Does the Impedance of a Capacitor Affect AC Circuits?

[Prashasti]

In a purely capacitive ac circuit, we get,
I_m = V_m*ω*C, ...(1)
Where, I_m = Amplitude of the current
V_m = Amplitude of the voltage

Now, what I think is,
We know that in a purely capacitive circuit, voltage lags behind current by a phase difference of ∏/2 rad.

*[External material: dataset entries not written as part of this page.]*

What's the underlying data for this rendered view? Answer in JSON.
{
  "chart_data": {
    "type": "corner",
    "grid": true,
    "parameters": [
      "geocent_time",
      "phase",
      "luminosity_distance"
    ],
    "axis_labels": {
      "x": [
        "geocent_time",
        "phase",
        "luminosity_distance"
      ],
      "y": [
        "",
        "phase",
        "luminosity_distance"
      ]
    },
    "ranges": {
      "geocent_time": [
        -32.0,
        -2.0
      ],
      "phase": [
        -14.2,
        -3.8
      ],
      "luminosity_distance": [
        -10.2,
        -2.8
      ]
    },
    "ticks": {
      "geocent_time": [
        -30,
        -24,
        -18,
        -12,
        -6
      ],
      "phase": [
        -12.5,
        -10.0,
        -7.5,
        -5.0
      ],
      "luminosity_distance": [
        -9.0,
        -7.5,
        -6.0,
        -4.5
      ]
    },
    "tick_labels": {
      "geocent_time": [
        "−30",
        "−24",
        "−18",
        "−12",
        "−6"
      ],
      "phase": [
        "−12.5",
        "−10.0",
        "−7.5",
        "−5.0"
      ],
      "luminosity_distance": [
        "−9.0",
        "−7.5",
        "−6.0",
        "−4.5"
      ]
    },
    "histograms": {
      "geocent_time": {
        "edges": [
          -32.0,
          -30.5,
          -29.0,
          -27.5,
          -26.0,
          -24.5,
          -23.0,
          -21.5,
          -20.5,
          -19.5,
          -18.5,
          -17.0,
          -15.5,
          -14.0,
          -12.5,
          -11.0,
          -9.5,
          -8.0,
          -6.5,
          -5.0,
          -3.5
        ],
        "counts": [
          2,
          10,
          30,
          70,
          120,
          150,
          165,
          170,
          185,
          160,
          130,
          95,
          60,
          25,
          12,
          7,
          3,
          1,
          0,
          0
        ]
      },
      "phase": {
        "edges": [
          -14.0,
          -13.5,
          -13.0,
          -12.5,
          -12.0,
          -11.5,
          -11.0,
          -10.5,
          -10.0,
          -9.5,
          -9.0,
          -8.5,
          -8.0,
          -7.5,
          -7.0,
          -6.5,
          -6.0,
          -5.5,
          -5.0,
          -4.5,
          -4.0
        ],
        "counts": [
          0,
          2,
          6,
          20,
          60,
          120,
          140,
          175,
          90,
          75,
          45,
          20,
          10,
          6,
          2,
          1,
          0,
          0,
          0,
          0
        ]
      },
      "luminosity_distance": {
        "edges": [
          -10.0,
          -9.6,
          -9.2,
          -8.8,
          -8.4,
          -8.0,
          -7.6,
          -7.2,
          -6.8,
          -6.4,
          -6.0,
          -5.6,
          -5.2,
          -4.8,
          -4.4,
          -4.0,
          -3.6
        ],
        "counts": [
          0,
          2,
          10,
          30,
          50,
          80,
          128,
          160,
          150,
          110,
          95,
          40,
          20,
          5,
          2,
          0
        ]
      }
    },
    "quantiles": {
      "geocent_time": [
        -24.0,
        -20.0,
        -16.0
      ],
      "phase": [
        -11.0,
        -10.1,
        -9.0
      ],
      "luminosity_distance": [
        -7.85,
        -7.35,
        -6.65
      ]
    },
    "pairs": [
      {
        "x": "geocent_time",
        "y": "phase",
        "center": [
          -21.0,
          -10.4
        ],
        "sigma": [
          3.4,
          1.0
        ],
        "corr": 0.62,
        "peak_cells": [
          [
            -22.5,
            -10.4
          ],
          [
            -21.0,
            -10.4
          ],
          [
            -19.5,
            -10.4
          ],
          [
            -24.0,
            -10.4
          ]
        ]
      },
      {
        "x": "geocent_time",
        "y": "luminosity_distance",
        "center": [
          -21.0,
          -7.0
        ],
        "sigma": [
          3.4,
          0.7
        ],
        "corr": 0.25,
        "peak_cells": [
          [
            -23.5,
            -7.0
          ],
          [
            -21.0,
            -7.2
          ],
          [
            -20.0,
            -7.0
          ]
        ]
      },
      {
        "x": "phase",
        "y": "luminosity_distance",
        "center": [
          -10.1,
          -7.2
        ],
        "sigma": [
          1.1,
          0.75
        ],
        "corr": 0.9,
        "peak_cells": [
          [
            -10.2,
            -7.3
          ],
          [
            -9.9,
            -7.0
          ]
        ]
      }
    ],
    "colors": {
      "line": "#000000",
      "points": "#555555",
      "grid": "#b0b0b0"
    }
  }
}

So, at any time 't',
I = I_m sin(ωt+∏/2)
V = V_m sinωt

Using Kirchhoff's Loop Rule,

V = V_msinωt = q/C

Where q = charge on the capacitor at time 't',

To find the current, I = dq/dt,
dq = Idt,

q = ∫Idt

q = ∫I_mcosωt dt
q = I_m∫cosωt dt
q = I_m*ω*sinωt

So, V_msinωt = I_m*ω*sinωt /C
V_m = I_m*ω/C

I_m = V_m*C/ω, which is apparently, not equal to equation (1).

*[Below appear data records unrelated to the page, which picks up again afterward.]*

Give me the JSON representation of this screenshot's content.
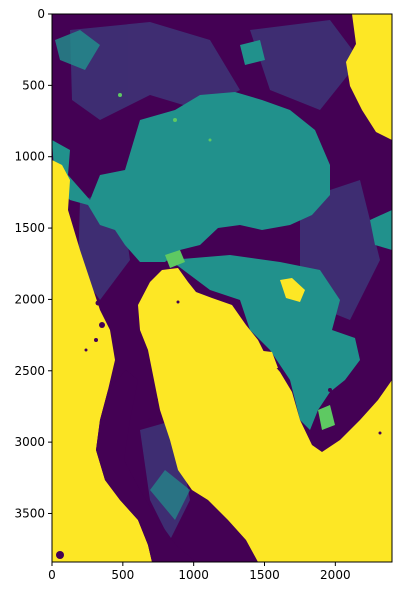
{
  "chart_data": {
    "type": "heatmap",
    "title": "",
    "xlabel": "",
    "ylabel": "",
    "xlim": [
      0,
      2400
    ],
    "ylim": [
      3840,
      0
    ],
    "xticks": [
      0,
      500,
      1000,
      1500,
      2000
    ],
    "yticks": [
      0,
      500,
      1000,
      1500,
      2000,
      2500,
      3000,
      3500
    ],
    "colormap": "viridis",
    "class_colors": [
      "#440154",
      "#3b528b",
      "#21918c",
      "#5ec962",
      "#fde725"
    ],
    "grid": false,
    "legend": "none"
  }
}
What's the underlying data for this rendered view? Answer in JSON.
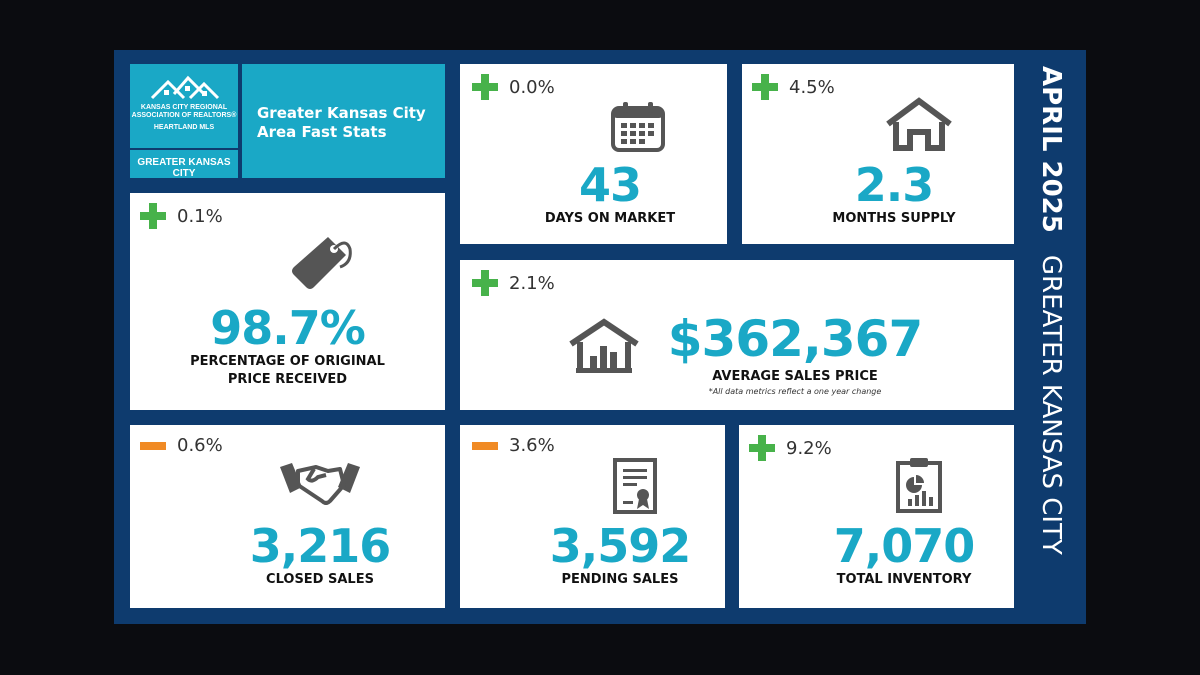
{
  "logo": {
    "line1": "KANSAS CITY REGIONAL",
    "line2": "ASSOCIATION OF REALTORS®",
    "line3": "HEARTLAND MLS"
  },
  "region_tag": "GREATER KANSAS CITY",
  "title": {
    "line1": "Greater Kansas City",
    "line2": "Area Fast Stats"
  },
  "side": {
    "month": "APRIL 2025",
    "area": "GREATER KANSAS CITY"
  },
  "stats": {
    "days_on_market": {
      "change": "0.0%",
      "direction": "up",
      "value": "43",
      "label": "DAYS ON MARKET",
      "icon": "calendar-icon"
    },
    "months_supply": {
      "change": "4.5%",
      "direction": "up",
      "value": "2.3",
      "label": "MONTHS SUPPLY",
      "icon": "house-icon"
    },
    "pct_original": {
      "change": "0.1%",
      "direction": "up",
      "value": "98.7%",
      "label_line1": "PERCENTAGE OF ORIGINAL",
      "label_line2": "PRICE RECEIVED",
      "icon": "price-tag-icon"
    },
    "avg_price": {
      "change": "2.1%",
      "direction": "up",
      "value": "$362,367",
      "label": "AVERAGE SALES PRICE",
      "note": "*All data metrics reflect a one year change",
      "icon": "house-chart-icon"
    },
    "closed_sales": {
      "change": "0.6%",
      "direction": "down",
      "value": "3,216",
      "label": "CLOSED SALES",
      "icon": "handshake-icon"
    },
    "pending_sales": {
      "change": "3.6%",
      "direction": "down",
      "value": "3,592",
      "label": "PENDING SALES",
      "icon": "certificate-icon"
    },
    "total_inventory": {
      "change": "9.2%",
      "direction": "up",
      "value": "7,070",
      "label": "TOTAL INVENTORY",
      "icon": "clipboard-chart-icon"
    }
  },
  "colors": {
    "teal": "#1aa8c6",
    "navy": "#0e3b6e",
    "plus": "#47b24a",
    "minus": "#f08a24"
  }
}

Am I wrong in my approach?

 

[Simon Bridge]

Have you applied a result to a situation where it does not occur.
If there is no resistance in the circuit, then the voltage across the capacitor is going to be the same as the applied voltage - instantly. Draw the circuit diagram and see.

 

[maheshshenoy]

q = Im∫cosωt dt
q = Im*ω*sinωt

this is wrong..

q = (I_m/ω)*sinωt.. You are integrating. remember not differentiating.

V_m = I_m*ω/C

So this becomes

V_m = I_m*1/ωC

compare this to V = IR

so 1/ωC plays the role of impeding the AC.